Egypt seems to be on everyone’s lips these days. With the long-awaited opening of the Grand Egyptian Museum this November, and Egyptian-focused exhibitions in Rome, at the Fitzwilliam in Cambridge, and at one of our favourite museums in London—the Soane Museum—there is a renewed curiosity toward this place we call home.

We were honoured to be invited to participate in the Soane Museum’s exhibition, Egypt: Influencing British Design 1776–2025, as an Egyptian brand championing millennia-old craftsmanship in a contemporary world. For the occasion, we created a textile diptych celebrating the excellence, endurance, and poetry of Egyptian craft. The pieces are a true meeting of hands and histories: master khayameya artisan Mohamed Abdelwahab, whose knowledge has been passed down through generations; and Gehan, Maha, and Marina, master embroiderers and teachers at the Anūt training centre, who brought every detail to life stitch by stitch.

Some of the fabrics were hand-woven in Akhmīm, a centre of Egyptian textile making since antiquity. Others were hand-dyed with natural pigments using ancient techniques researched and carried out by @studio_earthtop, a small but brilliant enterprise in Alexandria.

This spirit of collaboration is at the heart of Anūt Cairo—craftspeople, researchers, and artists in dialogue, adding our thread to a story thousands of years in the making.



A COSMIC NIGHT


To mark the opening, we hosted an intimate dinner and private candlelit tour of the museum. It was a night of wonder. We began with the exhibition itself (not to be missed if you’re in London), then wandered by candlelight through the jewel-box halls of the Soane. We paused at the alabaster sarcophagus of Seti I for a haunting live reading by Egyptian artist Sara Sallam, who gave voice to the goddess Nut longing to return home. It was moving, unforgettable—thank you, Sara, for such beauty.

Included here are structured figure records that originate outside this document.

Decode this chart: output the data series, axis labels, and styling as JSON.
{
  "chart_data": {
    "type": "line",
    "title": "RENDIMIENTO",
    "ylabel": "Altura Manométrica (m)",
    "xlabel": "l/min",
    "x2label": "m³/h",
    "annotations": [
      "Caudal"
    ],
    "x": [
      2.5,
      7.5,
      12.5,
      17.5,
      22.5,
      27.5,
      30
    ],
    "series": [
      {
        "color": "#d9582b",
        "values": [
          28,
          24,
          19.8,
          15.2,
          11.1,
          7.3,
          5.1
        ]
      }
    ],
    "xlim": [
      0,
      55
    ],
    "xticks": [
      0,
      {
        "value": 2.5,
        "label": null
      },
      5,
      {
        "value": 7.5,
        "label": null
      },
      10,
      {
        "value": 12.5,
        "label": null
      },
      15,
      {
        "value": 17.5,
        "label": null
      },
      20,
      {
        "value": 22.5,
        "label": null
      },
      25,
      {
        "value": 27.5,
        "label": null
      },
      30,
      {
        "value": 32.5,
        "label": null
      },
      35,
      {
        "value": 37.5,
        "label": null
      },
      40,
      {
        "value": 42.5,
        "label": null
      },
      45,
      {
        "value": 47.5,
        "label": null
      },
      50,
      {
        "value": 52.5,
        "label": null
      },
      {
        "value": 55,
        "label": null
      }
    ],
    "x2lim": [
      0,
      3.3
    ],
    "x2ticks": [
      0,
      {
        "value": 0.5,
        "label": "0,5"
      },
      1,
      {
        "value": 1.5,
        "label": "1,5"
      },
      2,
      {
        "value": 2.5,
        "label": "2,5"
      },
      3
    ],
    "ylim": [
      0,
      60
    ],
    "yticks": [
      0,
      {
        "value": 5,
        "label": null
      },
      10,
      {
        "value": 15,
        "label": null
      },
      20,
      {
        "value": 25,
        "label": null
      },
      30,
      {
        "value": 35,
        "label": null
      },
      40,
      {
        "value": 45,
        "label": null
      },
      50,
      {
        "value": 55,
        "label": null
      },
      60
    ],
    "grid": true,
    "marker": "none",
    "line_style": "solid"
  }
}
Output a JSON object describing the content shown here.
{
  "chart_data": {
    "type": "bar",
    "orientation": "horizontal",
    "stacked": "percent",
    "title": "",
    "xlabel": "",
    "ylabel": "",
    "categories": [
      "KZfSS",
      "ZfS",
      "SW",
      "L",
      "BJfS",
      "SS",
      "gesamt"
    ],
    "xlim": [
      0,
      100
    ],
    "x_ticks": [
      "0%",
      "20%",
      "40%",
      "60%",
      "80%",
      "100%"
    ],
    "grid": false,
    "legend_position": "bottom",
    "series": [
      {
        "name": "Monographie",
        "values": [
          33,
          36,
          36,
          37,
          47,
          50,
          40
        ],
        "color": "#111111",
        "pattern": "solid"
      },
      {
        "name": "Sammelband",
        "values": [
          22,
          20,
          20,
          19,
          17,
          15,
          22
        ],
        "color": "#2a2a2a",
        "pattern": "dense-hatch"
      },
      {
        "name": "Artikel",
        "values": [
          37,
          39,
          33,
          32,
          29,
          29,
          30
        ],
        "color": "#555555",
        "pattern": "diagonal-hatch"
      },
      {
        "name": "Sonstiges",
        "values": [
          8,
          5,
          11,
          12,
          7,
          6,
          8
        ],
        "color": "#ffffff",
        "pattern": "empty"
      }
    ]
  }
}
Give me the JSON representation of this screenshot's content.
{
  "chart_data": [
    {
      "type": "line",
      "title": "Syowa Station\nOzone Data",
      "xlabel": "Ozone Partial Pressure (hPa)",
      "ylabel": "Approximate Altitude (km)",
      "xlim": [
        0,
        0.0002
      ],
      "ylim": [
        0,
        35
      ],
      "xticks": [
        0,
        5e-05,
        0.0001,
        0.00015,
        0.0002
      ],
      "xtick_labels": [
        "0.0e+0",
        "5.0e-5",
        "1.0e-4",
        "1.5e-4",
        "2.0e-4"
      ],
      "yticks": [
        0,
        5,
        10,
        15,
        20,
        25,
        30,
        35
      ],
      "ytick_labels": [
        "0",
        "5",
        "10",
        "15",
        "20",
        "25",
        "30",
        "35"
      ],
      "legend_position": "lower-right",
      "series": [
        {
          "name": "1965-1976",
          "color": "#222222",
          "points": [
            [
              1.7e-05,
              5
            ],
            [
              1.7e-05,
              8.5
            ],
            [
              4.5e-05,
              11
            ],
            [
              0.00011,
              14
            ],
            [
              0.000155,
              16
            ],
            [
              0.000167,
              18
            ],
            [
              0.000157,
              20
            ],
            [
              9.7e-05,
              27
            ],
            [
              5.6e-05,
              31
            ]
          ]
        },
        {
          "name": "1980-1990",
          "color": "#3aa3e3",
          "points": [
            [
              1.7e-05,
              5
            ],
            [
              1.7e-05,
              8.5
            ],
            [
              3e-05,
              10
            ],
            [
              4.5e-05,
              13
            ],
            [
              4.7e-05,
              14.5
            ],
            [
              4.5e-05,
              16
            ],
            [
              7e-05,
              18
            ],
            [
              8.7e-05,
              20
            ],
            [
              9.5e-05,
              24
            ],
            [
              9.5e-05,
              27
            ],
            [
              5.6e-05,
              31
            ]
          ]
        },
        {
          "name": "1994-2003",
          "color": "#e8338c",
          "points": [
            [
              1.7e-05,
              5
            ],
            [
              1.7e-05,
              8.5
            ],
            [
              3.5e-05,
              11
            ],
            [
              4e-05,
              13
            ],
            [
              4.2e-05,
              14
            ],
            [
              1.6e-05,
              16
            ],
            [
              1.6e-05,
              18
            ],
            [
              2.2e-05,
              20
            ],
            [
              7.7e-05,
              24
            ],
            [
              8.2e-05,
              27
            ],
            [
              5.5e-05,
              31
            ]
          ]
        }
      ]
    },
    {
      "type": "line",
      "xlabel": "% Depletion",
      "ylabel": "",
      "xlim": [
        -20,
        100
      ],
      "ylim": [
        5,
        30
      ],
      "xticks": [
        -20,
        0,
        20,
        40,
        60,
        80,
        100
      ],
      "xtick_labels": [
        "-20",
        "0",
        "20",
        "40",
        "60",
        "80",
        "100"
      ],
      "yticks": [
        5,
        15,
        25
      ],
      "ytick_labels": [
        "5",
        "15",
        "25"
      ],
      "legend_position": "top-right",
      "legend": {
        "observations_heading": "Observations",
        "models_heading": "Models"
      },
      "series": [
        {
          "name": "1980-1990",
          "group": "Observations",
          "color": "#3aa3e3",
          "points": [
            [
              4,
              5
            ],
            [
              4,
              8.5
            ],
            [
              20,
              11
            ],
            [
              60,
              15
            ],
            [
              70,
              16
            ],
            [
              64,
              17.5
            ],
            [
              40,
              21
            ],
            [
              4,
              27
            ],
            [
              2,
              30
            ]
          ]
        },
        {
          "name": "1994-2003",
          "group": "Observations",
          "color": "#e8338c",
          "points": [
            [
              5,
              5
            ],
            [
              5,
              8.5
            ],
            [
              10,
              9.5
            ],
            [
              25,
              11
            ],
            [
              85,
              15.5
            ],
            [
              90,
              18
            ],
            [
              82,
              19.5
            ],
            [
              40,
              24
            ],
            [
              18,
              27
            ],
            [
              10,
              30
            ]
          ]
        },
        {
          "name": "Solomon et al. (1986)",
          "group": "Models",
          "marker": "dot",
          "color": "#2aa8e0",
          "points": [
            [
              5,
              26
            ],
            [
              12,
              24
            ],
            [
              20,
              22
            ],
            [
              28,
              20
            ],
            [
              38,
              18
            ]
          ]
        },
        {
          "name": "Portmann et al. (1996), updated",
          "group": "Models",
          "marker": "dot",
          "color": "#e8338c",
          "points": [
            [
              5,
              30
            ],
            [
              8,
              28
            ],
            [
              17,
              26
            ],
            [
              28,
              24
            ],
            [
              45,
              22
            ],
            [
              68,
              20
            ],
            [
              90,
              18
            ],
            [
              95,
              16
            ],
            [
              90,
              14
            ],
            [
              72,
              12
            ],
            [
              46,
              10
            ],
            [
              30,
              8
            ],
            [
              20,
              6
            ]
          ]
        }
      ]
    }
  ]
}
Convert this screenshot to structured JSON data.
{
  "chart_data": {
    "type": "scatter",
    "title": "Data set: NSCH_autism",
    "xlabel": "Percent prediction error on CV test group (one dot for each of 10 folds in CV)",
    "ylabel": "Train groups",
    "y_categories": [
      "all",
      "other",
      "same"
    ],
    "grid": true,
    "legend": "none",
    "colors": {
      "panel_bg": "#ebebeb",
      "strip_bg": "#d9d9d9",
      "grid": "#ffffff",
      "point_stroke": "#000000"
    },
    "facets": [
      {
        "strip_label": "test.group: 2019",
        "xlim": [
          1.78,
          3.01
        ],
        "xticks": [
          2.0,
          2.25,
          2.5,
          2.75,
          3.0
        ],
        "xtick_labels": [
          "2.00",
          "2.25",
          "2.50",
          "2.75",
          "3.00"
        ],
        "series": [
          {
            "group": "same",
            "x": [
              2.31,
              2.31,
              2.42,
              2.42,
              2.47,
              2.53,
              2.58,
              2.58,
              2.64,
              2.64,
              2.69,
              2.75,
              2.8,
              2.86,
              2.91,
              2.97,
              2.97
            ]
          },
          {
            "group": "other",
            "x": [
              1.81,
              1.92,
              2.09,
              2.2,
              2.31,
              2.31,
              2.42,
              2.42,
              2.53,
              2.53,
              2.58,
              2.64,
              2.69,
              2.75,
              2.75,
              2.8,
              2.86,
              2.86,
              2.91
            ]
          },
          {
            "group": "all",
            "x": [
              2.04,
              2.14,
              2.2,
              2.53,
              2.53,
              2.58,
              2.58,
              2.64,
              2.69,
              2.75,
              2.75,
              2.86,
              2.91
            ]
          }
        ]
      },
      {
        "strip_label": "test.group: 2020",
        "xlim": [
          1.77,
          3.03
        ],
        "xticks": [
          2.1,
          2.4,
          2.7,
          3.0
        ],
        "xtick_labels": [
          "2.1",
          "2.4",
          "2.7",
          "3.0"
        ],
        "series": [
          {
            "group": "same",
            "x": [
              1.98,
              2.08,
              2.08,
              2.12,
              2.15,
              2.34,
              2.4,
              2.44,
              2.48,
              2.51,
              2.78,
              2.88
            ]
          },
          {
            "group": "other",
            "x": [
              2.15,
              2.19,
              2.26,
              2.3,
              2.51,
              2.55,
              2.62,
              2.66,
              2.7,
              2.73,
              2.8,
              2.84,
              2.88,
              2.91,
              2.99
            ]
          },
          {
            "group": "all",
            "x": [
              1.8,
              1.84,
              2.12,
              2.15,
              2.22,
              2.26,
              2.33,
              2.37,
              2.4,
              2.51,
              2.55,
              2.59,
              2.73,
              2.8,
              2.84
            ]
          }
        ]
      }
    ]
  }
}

The magic continued in Sir John Soane’s scarlet dining room, where the table was dressed in a ten metre embroidered tablecloth created by the brilliant women of the Anūt atelier in Cairo. Down the centre ran hand-dyed indigo fabric, setting the stage for a breathtaking installation by Georgina Sleap, an English artist and sculptor based in Faggala. She conjured a convoy of boats that travelled through time—from a pot in Naqada, to the carvings on Seti I’s sarcophagus—bridging this life and the next. Gates shifted, serpents coiled, and waves danced; her work invited us not only to look, but to touch, play, and imagine.


The result was pure magic: lively conversations, new plans, new friends, and the warmth of old ones. A night that reminded us why we do what we do—and why Egypt continues to inspire the world.